Hookworm-Associated Reactive Spondyloarthritis

Authors


The patient, a 24-year-old white man, presented with a pruritic rash on his right buttock (left) after being exposed to soil at a Georgia farm. Over several weeks, the rash spread to his back and abdomen despite treatment with hydroxyzine, diphenhydramine, permethrin cream, and cephalexin. Subsequent evaluation by a dermatologist led to a diagnosis of cutaneous larva migrans, based on visualization of worm movement on skin examination, peripheral eosinophila (21%), and biopsy specimens showing numerous eosinophils. The patient simultaneously experienced worsening of back pain and new right hip pain. Magnetic resonance imaging demonstrated unilateral right sacroiliitis and small erosions consistent with reactive arthritis, as shown in the coronal T1-weighted fat-suppressed (middle) and inversion recovery (right) images of the right sacroiliac joint. The rash and esosinophila were successfully treated with ivermectin. The back pain did not respond to sacroiliac corticosteroid injection or high-dose indomethacin and is currently being treated with adalimumab.
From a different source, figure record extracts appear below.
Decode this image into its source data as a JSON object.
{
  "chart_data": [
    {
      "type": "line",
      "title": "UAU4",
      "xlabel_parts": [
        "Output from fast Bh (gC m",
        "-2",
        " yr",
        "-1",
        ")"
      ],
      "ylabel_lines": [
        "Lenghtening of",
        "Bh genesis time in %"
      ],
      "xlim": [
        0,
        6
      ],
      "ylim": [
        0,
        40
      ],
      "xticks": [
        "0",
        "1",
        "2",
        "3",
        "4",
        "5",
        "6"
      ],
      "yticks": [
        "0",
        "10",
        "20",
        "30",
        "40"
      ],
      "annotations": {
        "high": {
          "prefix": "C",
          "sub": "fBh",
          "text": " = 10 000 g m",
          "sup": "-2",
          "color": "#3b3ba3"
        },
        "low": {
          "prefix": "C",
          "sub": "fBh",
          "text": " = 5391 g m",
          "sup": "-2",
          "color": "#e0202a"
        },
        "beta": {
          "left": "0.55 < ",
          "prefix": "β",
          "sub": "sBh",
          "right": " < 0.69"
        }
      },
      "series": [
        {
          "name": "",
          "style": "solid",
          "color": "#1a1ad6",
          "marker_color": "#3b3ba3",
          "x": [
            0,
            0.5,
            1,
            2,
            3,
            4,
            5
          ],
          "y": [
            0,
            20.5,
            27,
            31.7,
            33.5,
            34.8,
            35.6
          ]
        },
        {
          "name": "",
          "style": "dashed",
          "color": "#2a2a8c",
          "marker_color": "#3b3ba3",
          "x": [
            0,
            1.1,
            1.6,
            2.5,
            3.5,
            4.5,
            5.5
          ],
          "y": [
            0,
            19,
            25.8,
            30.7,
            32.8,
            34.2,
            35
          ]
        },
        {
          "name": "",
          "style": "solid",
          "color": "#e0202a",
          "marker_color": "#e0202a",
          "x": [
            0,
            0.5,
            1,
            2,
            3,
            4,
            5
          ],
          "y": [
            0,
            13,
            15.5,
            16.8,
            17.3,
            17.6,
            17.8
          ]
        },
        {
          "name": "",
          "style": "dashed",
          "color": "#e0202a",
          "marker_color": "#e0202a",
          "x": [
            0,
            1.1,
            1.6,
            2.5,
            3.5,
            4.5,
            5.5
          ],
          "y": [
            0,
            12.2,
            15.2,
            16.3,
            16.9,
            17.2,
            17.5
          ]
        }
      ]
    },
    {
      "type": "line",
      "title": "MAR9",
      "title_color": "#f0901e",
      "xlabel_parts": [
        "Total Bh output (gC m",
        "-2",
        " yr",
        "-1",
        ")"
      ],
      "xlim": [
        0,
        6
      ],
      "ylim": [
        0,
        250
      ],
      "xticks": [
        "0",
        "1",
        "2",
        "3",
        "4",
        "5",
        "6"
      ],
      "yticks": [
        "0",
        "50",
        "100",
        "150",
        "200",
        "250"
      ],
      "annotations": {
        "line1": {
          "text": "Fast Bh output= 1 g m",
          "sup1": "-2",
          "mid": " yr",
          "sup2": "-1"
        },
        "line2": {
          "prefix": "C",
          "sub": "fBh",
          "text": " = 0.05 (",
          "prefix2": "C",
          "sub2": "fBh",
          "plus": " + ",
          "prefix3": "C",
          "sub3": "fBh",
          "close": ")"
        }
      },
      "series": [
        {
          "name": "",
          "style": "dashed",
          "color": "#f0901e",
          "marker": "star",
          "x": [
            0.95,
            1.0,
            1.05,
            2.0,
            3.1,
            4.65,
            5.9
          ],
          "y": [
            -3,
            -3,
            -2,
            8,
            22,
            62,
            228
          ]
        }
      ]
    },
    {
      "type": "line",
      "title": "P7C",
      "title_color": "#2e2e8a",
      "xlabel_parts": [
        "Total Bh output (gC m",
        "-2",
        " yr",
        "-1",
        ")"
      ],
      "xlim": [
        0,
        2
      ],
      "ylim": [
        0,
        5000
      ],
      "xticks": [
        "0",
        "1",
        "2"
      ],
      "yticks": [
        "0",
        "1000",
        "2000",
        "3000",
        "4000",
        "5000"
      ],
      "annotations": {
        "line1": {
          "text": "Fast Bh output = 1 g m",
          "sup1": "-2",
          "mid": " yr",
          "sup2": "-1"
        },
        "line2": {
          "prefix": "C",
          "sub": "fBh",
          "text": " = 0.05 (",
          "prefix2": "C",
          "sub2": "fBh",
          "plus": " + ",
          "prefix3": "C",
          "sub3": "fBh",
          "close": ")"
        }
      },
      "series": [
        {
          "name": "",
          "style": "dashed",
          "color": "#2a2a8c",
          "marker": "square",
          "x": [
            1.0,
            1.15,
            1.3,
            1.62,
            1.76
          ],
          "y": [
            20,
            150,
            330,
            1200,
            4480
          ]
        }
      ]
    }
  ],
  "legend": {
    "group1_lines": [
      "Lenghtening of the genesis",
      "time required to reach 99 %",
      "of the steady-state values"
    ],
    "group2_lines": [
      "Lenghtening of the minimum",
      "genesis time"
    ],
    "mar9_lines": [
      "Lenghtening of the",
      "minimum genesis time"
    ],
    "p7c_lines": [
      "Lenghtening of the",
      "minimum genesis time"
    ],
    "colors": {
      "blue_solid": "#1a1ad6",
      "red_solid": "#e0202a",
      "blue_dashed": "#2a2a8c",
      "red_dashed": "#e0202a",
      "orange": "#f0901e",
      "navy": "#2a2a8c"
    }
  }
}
The literature contains reports of reactive arthritis secondary to infection with parasites such as Schistosoma species, Strongyloides stercoralis (pinworm), and Giardia lamblia, but this is the first description of reactive arthritis secondary to New World hookworm (Necator Americanus) infection.

The opinions and assertions contained herein are those of the authors and do not necessarily represent those of the Department of the Army, the Department of Defense, or the US Government.